I’ve lived in a lot of places due to my career, but let me tell you something — there’s no place like the South. The people, the customs, the food and the “Southern-isms” … it’s truly like no other place in the world. And about the Southern-isms, well, they have shaped me into who I am today.
Other than the “yes sir”s and “yes ma’am”’s, the big hair and the lingo I grew up with, I find Southern-isms to also be part of my success secrets. If it wasn’t for the foundation that my family gave me, I don’t know that I would have gotten to where I am or had the willpower to get it done. My family and my background still serve as my ultimate inspiration, and both my momma and daddy’s side have surefire Southern grit. Here are a few of my favorite Southern-isms that still motivate me to this day:
1. Go big or go home.
If I got a tattoo (which I won’t), it would likely say this: “Dream and dream BIG! Fire it up!” When it comes to my family’s playbook, it’s the go-to play. My daddy came from nothing and overcame much adversity. After he came home from the army, he was involved in a car accident that had left him for dead and in a full body cast for six months. He survived and chose to thrive! He taught me to take risks and not give up.
I started modeling when I was 19 years old fresh out of my sophomore year at Vanderbilt. Picture this: Molly Sims from Murray, Kentucky, walking into her first meeting at Next Model Management in pearls, pantyhose and a leather briefcase. I looked more “fish out of water” than model. They almost didn’t give me a chance from the get go. If it wasn’t for that Southern grit and determination from my family, I probably would have walked away rejected and gave up right then.
2. Always be nice (to everyone).
This is straight from my grandmother’s mouth. It didn’t matter who you were or what you did — she respected everyone. Be nice to assistants. Be nice to flight attendants. Be nice to your boss. Be nice, be nice, be nice. Don’t overlook anyone. That’s why I love going back to Kentucky. Even if you don’t know the person passing you, they will act like they do. It’s that Southern hospitality that I try to keep up still today.
3. Do, hope, love.
My brother Todd always says, “There are three things in life that you need: something to do, something to hope for and someone to love.” This is what keeps my head on straight. It’s pretty much the definition of sanity and, I’d go as far to say, happiness. As long as you can check those three things off your list, you are doing pretty good.
4. Find your church.
My upbringing taught me to always live for and believe in something bigger and greater than you. Maybe it’s your community, maybe it’s your family, maybe it’s your religion. Believe in something and find your purpose.
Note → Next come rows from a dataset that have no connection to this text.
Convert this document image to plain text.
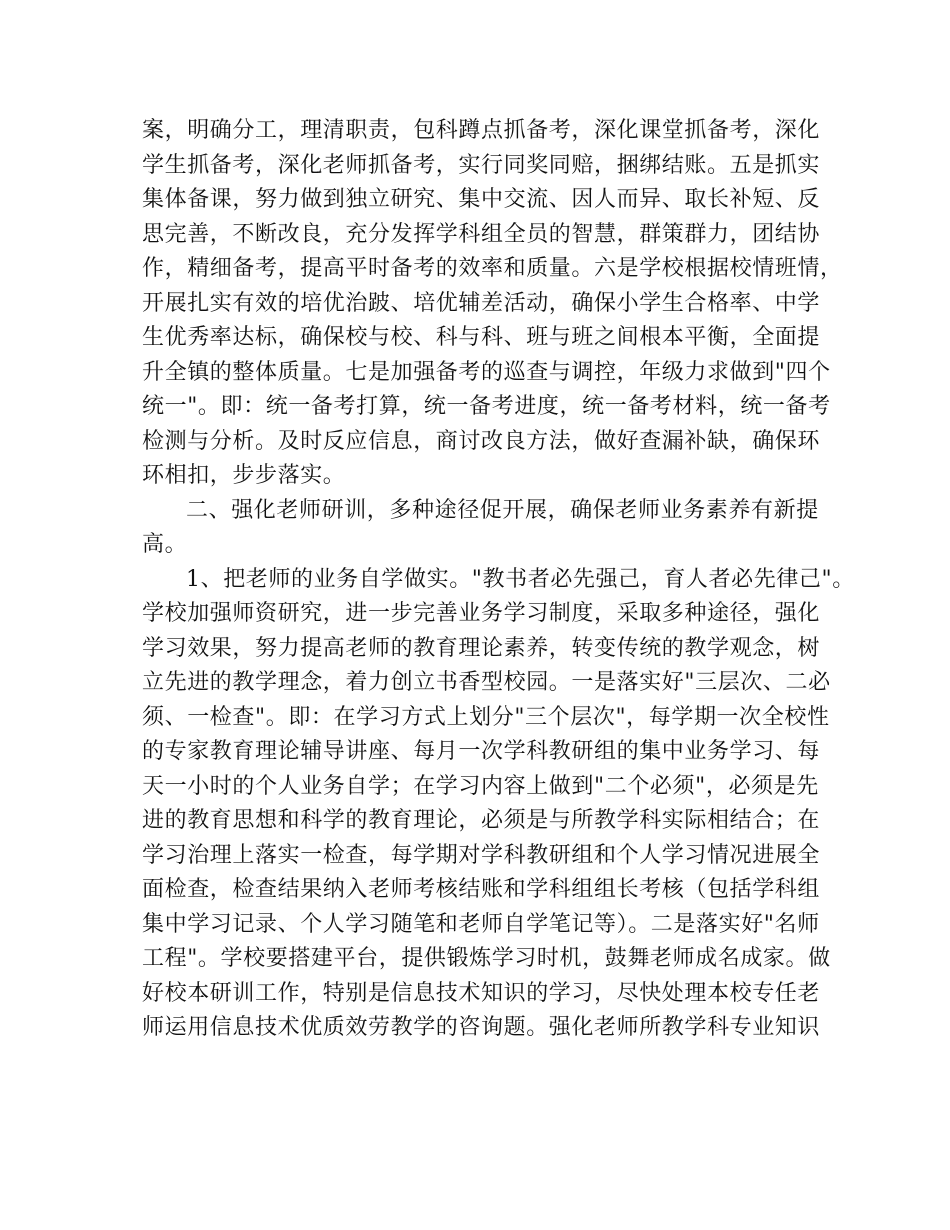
案，明确分工，理清职责，包科蹲点抓备考，深化课堂抓备考，深化
学生抓备考，深化老师抓备考，实行同奖同赔，捆绑结账。五是抓实
集体备课，努力做到独立研究、集中交流、因人而异、取长补短、反
思完善，不断改良，充分发挥学科组全员的智慧，群策群力，团结协
作，精细备考，提高平时备考的效率和质量。六是学校根据校情班情，
开展扎实有效的培优治跛、培优辅差活动，确保小学生合格率、中学
生优秀率达标，确保校与校、科与科、班与班之间根本平衡，全面提
升全镇的整体质量。七是加强备考的巡查与调控，年级力求做到"四个
统一"。即：统一备考打算，统一备考进度，统一备考材料，统一备考
检测与分析。及时反应信息，商讨改良方法，做好查漏补缺，确保环
环相扣，步步落实。
二、强化老师研训，多种途径促开展，确保老师业务素养有新提
高。
1、把老师的业务自学做实。"教书者必先强己，育人者必先律己"。
学校加强师资研究，进一步完善业务学习制度，采取多种途径，强化
学习效果，努力提高老师的教育理论素养，转变传统的教学观念，树
立先进的教学理念，着力创立书香型校园。一是落实好"三层次、二必
须、一检查"。即：在学习方式上划分"三个层次"，每学期一次全校性
的专家教育理论辅导讲座、每月一次学科教研组的集中业务学习、每
天一小时的个人业务自学；在学习内容上做到"二个必须"，必须是先
进的教育思想和科学的教育理论，必须是与所教学科实际相结合；在
学习治理上落实一检查，每学期对学科教研组和个人学习情况进展全
面检查，检查结果纳入老师考核结账和学科组组长考核（包括学科组
集中学习记录、个人学习随笔和老师自学笔记等）。二是落实好"名师
工程"。学校要搭建平台，提供锻炼学习时机，鼓舞老师成名成家。做
好校本研训工作，特别是信息技术知识的学习，尽快处理本校专任老
师运用信息技术优质效劳教学的咨询题。强化老师所教学科专业知识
5. Persevere and pick a lane.
A great piece of advice from my Uncle Leslie: you’ve gotta pick a lane. You cannot drive in the middle of two lanes or weave in and out of them. Neither can you drive in all four lanes at once. Pick one. Choose your direction and drive. Southern grit is equal parts focus, perseverance and fortitude.
I may have worked years as a successful model and actress, but I’m still that girl from Murray, Kentucky. You know that phrase, “You can take the girl out of the South but can’t take the South out of the girl?” Yeah, that’s me. It’s those Southern-isms I hold close to my heart and something I’ll never lose.